Yes I have unbolted it, I have all of the bellhousing bolts out disconnected the trans lines, speedometer… I have the tranny Jack under it just need to try and slide it back to see if there are any other issues.
 
Down load a FSM (Factory Service Manual) before you injure yourself.
 
I replaced the flew plate in a Ford Expedition 4x4 a few years ago. I did not want to disassemble the transfer case and trans, or drop the crossmember. So I took all the bolts loose and in the bottom bellhousing bolt hole I made two dowels. I piece of all thread cut to about six inches long. I sawed a slit in the end so I could use a flathead screwdriver to take them out if need be. I was able to slide the assembly back enough to get to the bolts and replace the chewed up flex plate. Now I know every car is different but, I would think that there's enough room under there to slide back the trans without taking the car apart. Hope this helps.
 
I replaced the flew plate in a Ford Expedition 4x4 a few years ago. I did not want to disassemble the transfer case and trans, or drop the crossmember.
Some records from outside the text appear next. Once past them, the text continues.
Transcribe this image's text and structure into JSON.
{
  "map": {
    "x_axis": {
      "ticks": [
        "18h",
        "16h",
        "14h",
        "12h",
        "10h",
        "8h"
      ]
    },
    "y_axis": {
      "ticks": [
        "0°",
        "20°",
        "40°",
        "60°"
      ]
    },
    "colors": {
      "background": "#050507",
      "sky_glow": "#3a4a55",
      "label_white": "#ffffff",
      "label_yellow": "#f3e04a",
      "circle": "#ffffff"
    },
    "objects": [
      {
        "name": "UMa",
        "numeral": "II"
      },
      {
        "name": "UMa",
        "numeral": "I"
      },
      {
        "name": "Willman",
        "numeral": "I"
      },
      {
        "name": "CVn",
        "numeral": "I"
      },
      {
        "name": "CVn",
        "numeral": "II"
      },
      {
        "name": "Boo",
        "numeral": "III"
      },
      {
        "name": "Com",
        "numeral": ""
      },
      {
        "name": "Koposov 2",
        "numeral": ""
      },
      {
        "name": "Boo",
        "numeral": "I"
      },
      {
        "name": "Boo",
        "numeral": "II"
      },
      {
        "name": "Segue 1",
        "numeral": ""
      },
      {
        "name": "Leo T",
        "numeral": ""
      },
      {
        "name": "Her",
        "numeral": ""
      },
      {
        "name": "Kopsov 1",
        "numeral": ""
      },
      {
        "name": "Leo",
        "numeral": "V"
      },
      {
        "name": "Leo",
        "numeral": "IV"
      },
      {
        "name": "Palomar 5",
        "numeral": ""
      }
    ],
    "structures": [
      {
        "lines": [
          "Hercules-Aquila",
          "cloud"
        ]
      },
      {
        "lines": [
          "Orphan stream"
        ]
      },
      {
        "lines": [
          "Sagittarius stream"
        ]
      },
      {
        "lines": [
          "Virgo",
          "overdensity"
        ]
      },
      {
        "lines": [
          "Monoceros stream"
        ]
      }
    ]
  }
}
So I took all the bolts loose and in the bottom bellhousing bolt hole I made two dowels. I piece of all thread cut to about six inches long. I sawed a slit in the end so I could use a flathead screwdriver to take them out if need be. I was able to slide the assembly back enough to get to the bolts and replace the chewed up flex plate. Now I know every car is different but, I would think that there's enough room under there to slide back the trans without taking the car apart. Hope this helps.
That is my intention, but the crossmember is in the way of sliding it back.